Matthew Norman 

Washingborough Hall, Church Hill, Washingborough, Lincs

Matthew Norman: The place seem much less a hotel restaurant than a repository of broken dreams.
  
  


Mozart's Requiem was playing when we reached Washingborough Hall, a Georgian building housing a hotel and restaurant on the outskirts of Lincoln - and that was as cheery as it would get. But that's a little imprecise. What I mean by Mozart's Requiem is Mozart's Requiem having been given the production treatment once favoured by Messrs Stock, Aitken and Waterman. Somebody had listened to this sublime piece of music, in other words, and concluded that it lacked something that could only be supplied by the machine-generated drum beat that once enlivened the work of Rick Astley and the young Kylie Minogue. And someone else had bought the CD to play to strangers.

You should be so lucky (lucky, lucky, lucky) was the gist of the reply when I asked receptionist/ waitress Kerry if there was a log fire in front of which we might enjoy the music to the full. "No, I'm afraid it's not lit, but you can sit in the lounge," she said, and led us into a room apparently designed in the hope that a production company making a drama based in the waiting room of an out-of-fashion Harley Street consultant in the 80s heyday of SA&W would come hunting for a set.

"Give it a chance," I urged my cousin, Nick, an increasingly battle-scarred veteran of provincial eating disasters, when he flashed me a sardonic look while trying to swallow a canapé. "One internet guide raves about the 'fantastic eclectic menu', another calls the food 'exquisite', and Johansen's says 'mouth-watering cuisine is served in the superbly decorated dining room'."

Kerry returned to lead us into a dining room lit like a funeral parlour for albinos, so that it was hard to discern the colour scheme, let alone whether it was superbly decorated. But from what little we could make out (cheap gilded mirrors, chandeliers possibly bought in a Sainsbury's Homebase sale), it probably wasn't.

The Salzburg drum machine had moved on to the overture from the Marriage Of Figaro by the time Kerry unveiled the fantastic eclecticism of the menu (five choices in each course) by announcing "tomato soup with a swirl of pesto" as the day's special. We stuck to the regular dishes, and soon enough not only another diner (perhaps inevitably, a lone man) but the starters had arrived.

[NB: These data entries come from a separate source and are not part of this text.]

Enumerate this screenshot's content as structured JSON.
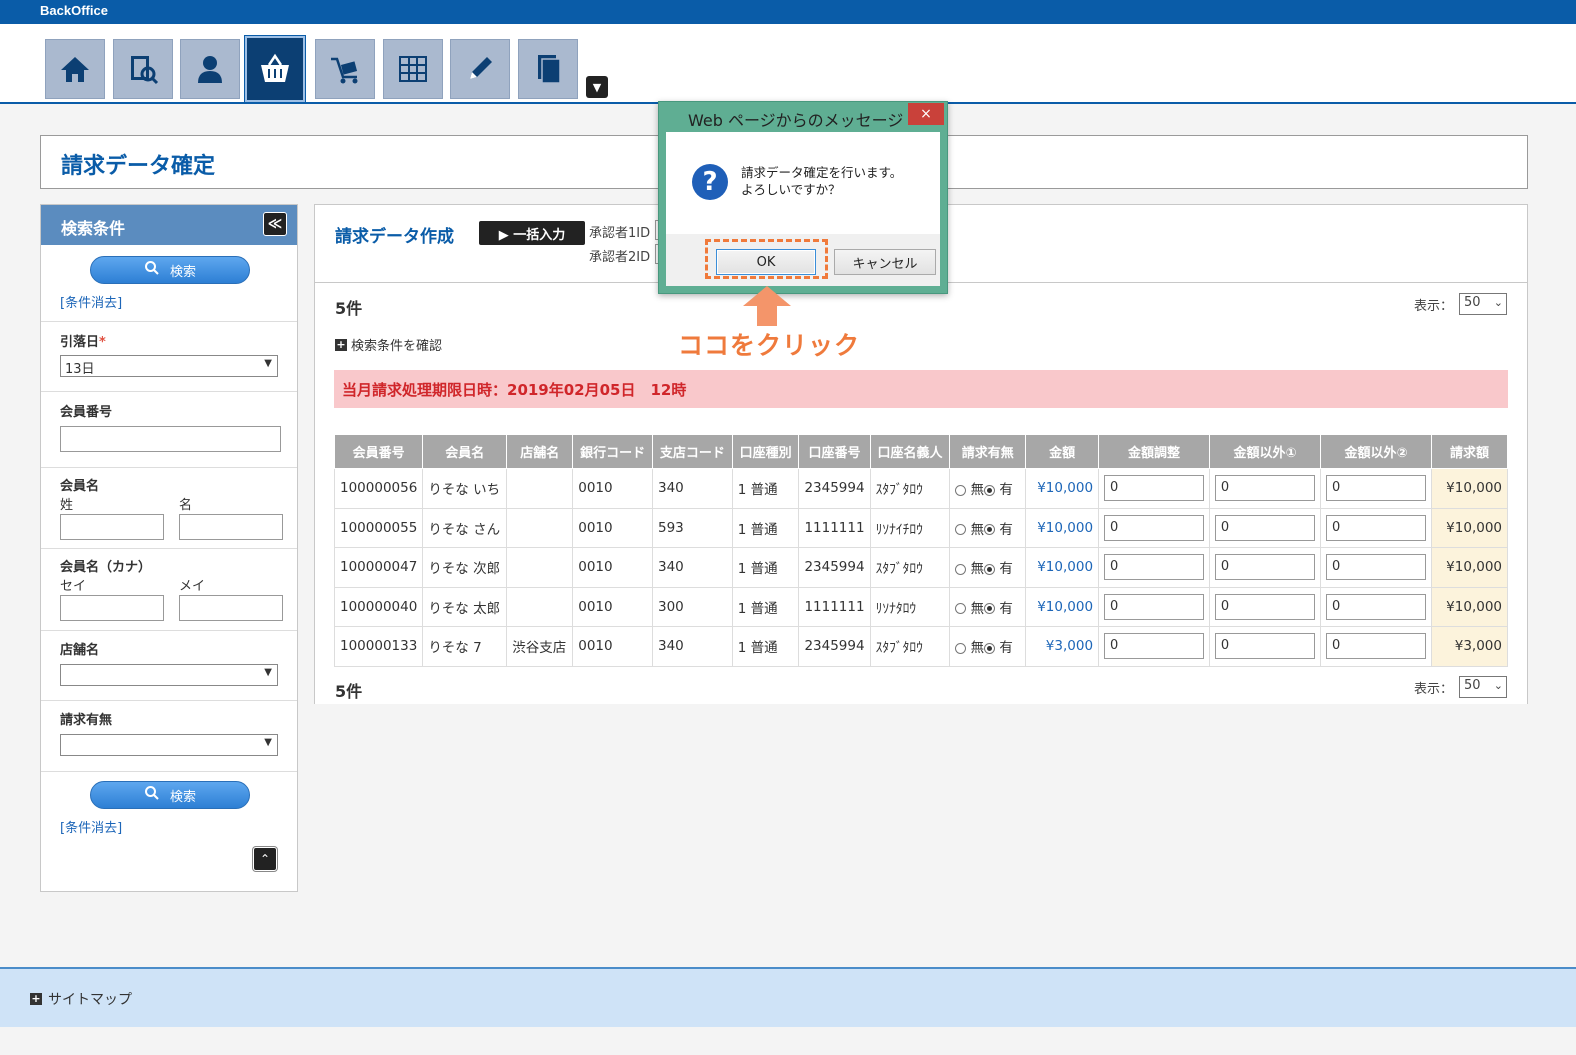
{
  "app": {
    "brand": "BackOffice"
  },
  "nav": {
    "items": [
      {
        "name": "home-icon"
      },
      {
        "name": "member-search-icon"
      },
      {
        "name": "user-icon"
      },
      {
        "name": "basket-icon"
      },
      {
        "name": "cart-icon"
      },
      {
        "name": "grid-icon"
      },
      {
        "name": "pencil-icon"
      },
      {
        "name": "documents-icon"
      }
    ],
    "more": "▼"
  },
  "page": {
    "title": "請求データ確定"
  },
  "sidebar": {
    "title": "検索条件",
    "collapse": "≪",
    "search_label": "検索",
    "clear_label": "[条件消去]",
    "withdraw_day": {
      "label": "引落日",
      "required": "*",
      "value": "13日"
    },
    "member_no": {
      "label": "会員番号"
    },
    "member_name": {
      "label": "会員名",
      "last": "姓",
      "first": "名"
    },
    "member_kana": {
      "label": "会員名（カナ）",
      "last": "セイ",
      "first": "メイ"
    },
    "store": {
      "label": "店舗名",
      "value": ""
    },
    "billing": {
      "label": "請求有無",
      "value": ""
    },
    "scroll_top": "⌃"
  },
  "main": {
    "title": "請求データ作成",
    "bulk_label": "▶ 一括入力",
    "approver1": "承認者1ID",
    "approver2": "承認者2ID",
    "count": "5件",
    "display_label": "表示：",
    "display_value": "50",
    "confirm_link": "検索条件を確認",
    "alert": "当月請求処理期限日時：2019年02月05日　12時",
    "columns": [
      "会員番号",
      "会員名",
      "店舗名",
      "銀行コード",
      "支店コード",
      "口座種別",
      "口座番号",
      "口座名義人",
      "請求有無",
      "金額",
      "金額調整",
      "金額以外①",
      "金額以外②",
      "請求額"
    ],
    "radio_none": "無",
    "radio_yes": "有",
    "rows": [
      {
        "no": "100000056",
        "name": "りそな いち",
        "store": "",
        "bank": "0010",
        "branch": "340",
        "type": "1 普通",
        "account": "2345994",
        "holder": "ｽﾀﾌﾞﾀﾛｳ",
        "amount": "¥10,000",
        "adj": "0",
        "ex1": "0",
        "ex2": "0",
        "bill": "¥10,000"
      },
      {
        "no": "100000055",
        "name": "りそな さん",
        "store": "",
        "bank": "0010",
        "branch": "593",
        "type": "1 普通",
        "account": "1111111",
        "holder": "ﾘｿﾅｲﾁﾛｳ",
        "amount": "¥10,000",
        "adj": "0",
        "ex1": "0",
        "ex2": "0",
        "bill": "¥10,000"
      },
      {
        "no": "100000047",
        "name": "りそな 次郎",
        "store": "",
        "bank": "0010",
        "branch": "340",
        "type": "1 普通",
        "account": "2345994",
        "holder": "ｽﾀﾌﾞﾀﾛｳ",
        "amount": "¥10,000",
        "adj": "0",
        "ex1": "0",
        "ex2": "0",
        "bill": "¥10,000"
      },
      {
        "no": "100000040",
        "name": "りそな 太郎",
        "store": "",
        "bank": "0010",
        "branch": "300",
        "type": "1 普通",
        "account": "1111111",
        "holder": "ﾘｿﾅﾀﾛｳ",
        "amount": "¥10,000",
        "adj": "0",
        "ex1": "0",
        "ex2": "0",
        "bill": "¥10,000"
      },
      {
        "no": "100000133",
        "name": "りそな 7",
        "store": "渋谷支店",
        "bank": "0010",
        "branch": "340",
        "type": "1 普通",
        "account": "2345994",
        "holder": "ｽﾀﾌﾞﾀﾛｳ",
        "amount": "¥3,000",
        "adj": "0",
        "ex1": "0",
        "ex2": "0",
        "bill": "¥3,000"
      }
    ],
    "count_bottom": "5件"
  },
  "footer": {
    "sitemap": "サイトマップ"
  },
  "dialog": {
    "title": "Web ページからのメッセージ",
    "close": "×",
    "line1": "請求データ確定を行います。",
    "line2": "よろしいですか？",
    "ok": "OK",
    "cancel": "キャンセル"
  },
  "annotation": {
    "text": "ココをクリック"
  },
  "colors": {
    "brand": "#0a5ca8",
    "accent": "#ef7a3c",
    "alert_bg": "#f9c8cb",
    "alert_text": "#d0262a"
  }
}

Nick's parfait of Gressingham duck with balsamic and orange chutney and curvy toast was "barely adequate, although not wilfully offensive". My sautéed foie gras came with vinegary, caramelised apples and calvados making a cameo in the guise of baby sick around the plate's perimeter, the foie gras being so mystifyingly tasteless that you had to suspect a pro-goose liver campaigner of infiltrating the kitchen and replacing the real thing with a water-based substitute.

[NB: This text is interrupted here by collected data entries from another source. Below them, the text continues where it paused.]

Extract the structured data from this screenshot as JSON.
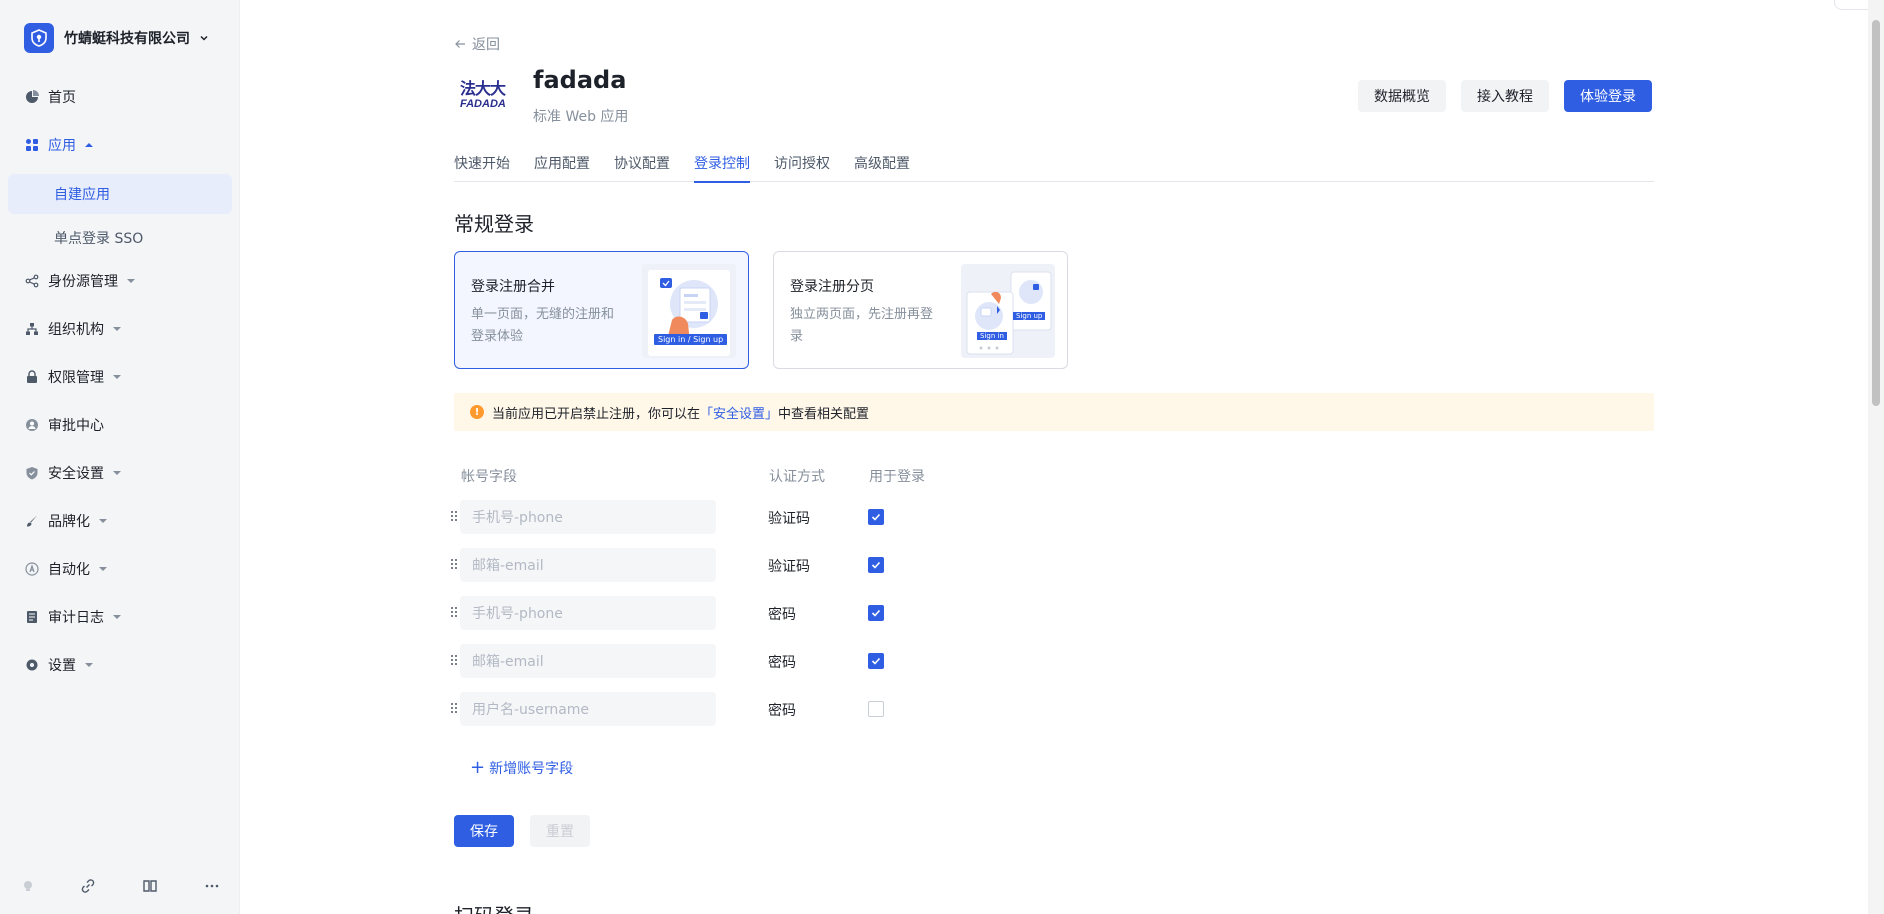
{
  "org": {
    "name": "竹蜻蜓科技有限公司"
  },
  "sidebar": {
    "items": [
      {
        "label": "首页"
      },
      {
        "label": "应用",
        "children": [
          {
            "label": "自建应用"
          },
          {
            "label": "单点登录 SSO"
          }
        ]
      },
      {
        "label": "身份源管理"
      },
      {
        "label": "组织机构"
      },
      {
        "label": "权限管理"
      },
      {
        "label": "审批中心"
      },
      {
        "label": "安全设置"
      },
      {
        "label": "品牌化"
      },
      {
        "label": "自动化"
      },
      {
        "label": "审计日志"
      },
      {
        "label": "设置"
      }
    ],
    "footer_icons": [
      "bulb-icon",
      "link-icon",
      "book-icon",
      "more-icon"
    ]
  },
  "header": {
    "back_label": "返回",
    "app_title": "fadada",
    "app_subtitle": "标准 Web 应用",
    "logo_text_cn": "法大大",
    "logo_text_en": "FADADA",
    "buttons": {
      "overview": "数据概览",
      "tutorial": "接入教程",
      "try_login": "体验登录"
    }
  },
  "tabs": [
    "快速开始",
    "应用配置",
    "协议配置",
    "登录控制",
    "访问授权",
    "高级配置"
  ],
  "active_tab": "登录控制",
  "section": {
    "title": "常规登录",
    "cards": [
      {
        "title": "登录注册合并",
        "desc": "单一页面，无缝的注册和登录体验",
        "image_label": "Sign in / Sign up",
        "active": true
      },
      {
        "title": "登录注册分页",
        "desc": "独立两页面，先注册再登录",
        "image_label_1": "Sign in",
        "image_label_2": "Sign up",
        "active": false
      }
    ],
    "notice": {
      "before": "当前应用已开启禁止注册，你可以在",
      "link": "「安全设置」",
      "after": "中查看相关配置"
    },
    "table": {
      "headers": {
        "field": "帐号字段",
        "auth": "认证方式",
        "login": "用于登录"
      },
      "rows": [
        {
          "field": "手机号-phone",
          "auth": "验证码",
          "checked": true
        },
        {
          "field": "邮箱-email",
          "auth": "验证码",
          "checked": true
        },
        {
          "field": "手机号-phone",
          "auth": "密码",
          "checked": true
        },
        {
          "field": "邮箱-email",
          "auth": "密码",
          "checked": true
        },
        {
          "field": "用户名-username",
          "auth": "密码",
          "checked": false
        }
      ]
    },
    "add_label": "新增账号字段",
    "save_label": "保存",
    "reset_label": "重置"
  },
  "next_section_title": "扫码登录",
  "colors": {
    "accent": "#2f5ee3",
    "warning": "#ff9a2e",
    "notice_bg": "#fff7e8"
  }
}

We asked the incredibly nice Kerry if there was any chance of turning down the volume, and this she did before returning with the main courses. My "cranberry and rosemary-crusted spring lamb" was horribly overcooked, the requested pinkness restricted to the odd random tinge, and swamped by a weedy port gravy, but roasted sweet potatoes and assorted vegetables were good. Nick went for the fish of the day, cod on a bed of grainy mustard. "Cold and chewy, and in a blind tasting I wouldn't know I was eating fish," he said, malevolently passing over a forkful of what proved not only the alleged cod, but also a large piece of plastic. I asked Kerry if it might have been boiled in the bag. "I wouldn't have thought so," she said.

Some sort of chocolate slab with the consistency of a compressed cannonball had come and gone, when Kerry nipped out to warn us that "it might take a couple of minutes longer than usual, because I'm putting fresh coffee through for you". Flattered as we were to be the recipients of special treatment, it didn't seem enough to rescue the experience of eating in what had come to seem much less a hotel restaurant than a repository of broken dreams. "Ah good, the requiem's back," said Nick. "It catches the mood to perfection." And we sprinted for the car.

Rating: 2.5/10

Telephone 01522 790340.
Address Church Hill, Washingborough, Lincs.
Open All week, lunch noon-2pm, dinner 6.30-9pm (last orders).
Price Around £45-50 a head for three courses with wine.